Die Staaten haben mit ihren drastischen Maßnahmen (soziale Disziplinierung, Billionenhilfen, Neuverschuldungen etc.) deshalb geholfen, das bestehende System zu schützen und sind mitnichten, wie Krall meint, der Auslöser der Wirtschaftskrise. In einem älteren Beitrag auf unserer Seite ist das ganz gut auf den Punkt gebracht worden:
„Wenn das Kapital die Substanz des Eies ist, ist der Staat seine Schale. Eine Krise, welche die globalisierte Wirtschaft gefährdet, eine Systemkrise, wie man heute sagt, provoziert eine fast automatische Abwehrreaktion und reaktiviert bereits bestehende Disziplinar- und
Strafmechanismen. Das Kapital wird an zweite Stelle gerückt, und erst dann offenbart sich der Staat in seiner ganzen Fülle. Die ewigen Gesetze des Marktes werden auf Urlaub geschickt, ohne dass ihre Gültigkeit entkräftigt wird.

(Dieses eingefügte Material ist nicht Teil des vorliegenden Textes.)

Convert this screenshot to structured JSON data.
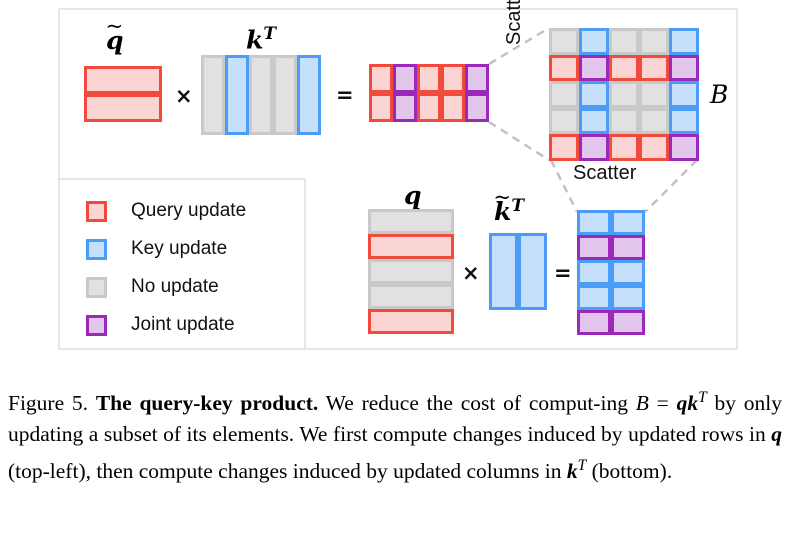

Der Staat gibt vor, sich als Rettungsanker zu präsentieren, an den sich die Bevölkerung
klammern muss, wenn der Markt in der Höhle der Bank und der Börse einschläft. Während er daran arbeitet, zur alten Ordnung zurückzukehren, d.h. um mit den Worten der Informatiker zu sprechen, während er versucht, einen Punkt der Wiederherstellung des Systems zu schaffen, übt der Staat die Rolle des schützenden Protagonisten aus, obwohl er in Wirklichkeit eher einem närrischen Zuhälter gleicht. Trotz allem, und was auch immer er sagen mag, greift der Staat nicht ein, um die Bevölkerung und schon gar nicht die politischen Institutionen zu verteidigen, sondern um die kapitalistische Wirtschaft und damit die unselbstständige Arbeit und den induzierten Konsum zu verteidigen, die den vom letzteren bestimmten Lebensstil kennzeichnen. In gewisser Weise schützt er sich vor einer möglichen sozialen Krise…“
Doch warum kommt es in den letzten Jahrzehnten immer wieder zu solchen Krisen? Der Kapitalismus ist doch laut Neoliberalen wie Markus Krall das vernünftigste und beste Wirtschaftssystem, welches sich der Mensch zu eigen gemacht hat. Im Grunde waren diese Krisen seit Beginn der kapitalistischen Produktionsweise absehbar. Ein bärtiger Philosoph schrieb in seinem Londoner Exil von „äußeren und inneren Schranken“ des Systems. Während (leicht nachvollziehbar) die äußere Schranke die stoffliche Grundlage für den Produktionsprozess beschreibt, also unseren Planeten Erde, der nun mal endlich ist und
unweigerlich das Ende grenzenlosen Wachstums aufzeigt, ist es mit der inneren Schranke etwas vertrackter.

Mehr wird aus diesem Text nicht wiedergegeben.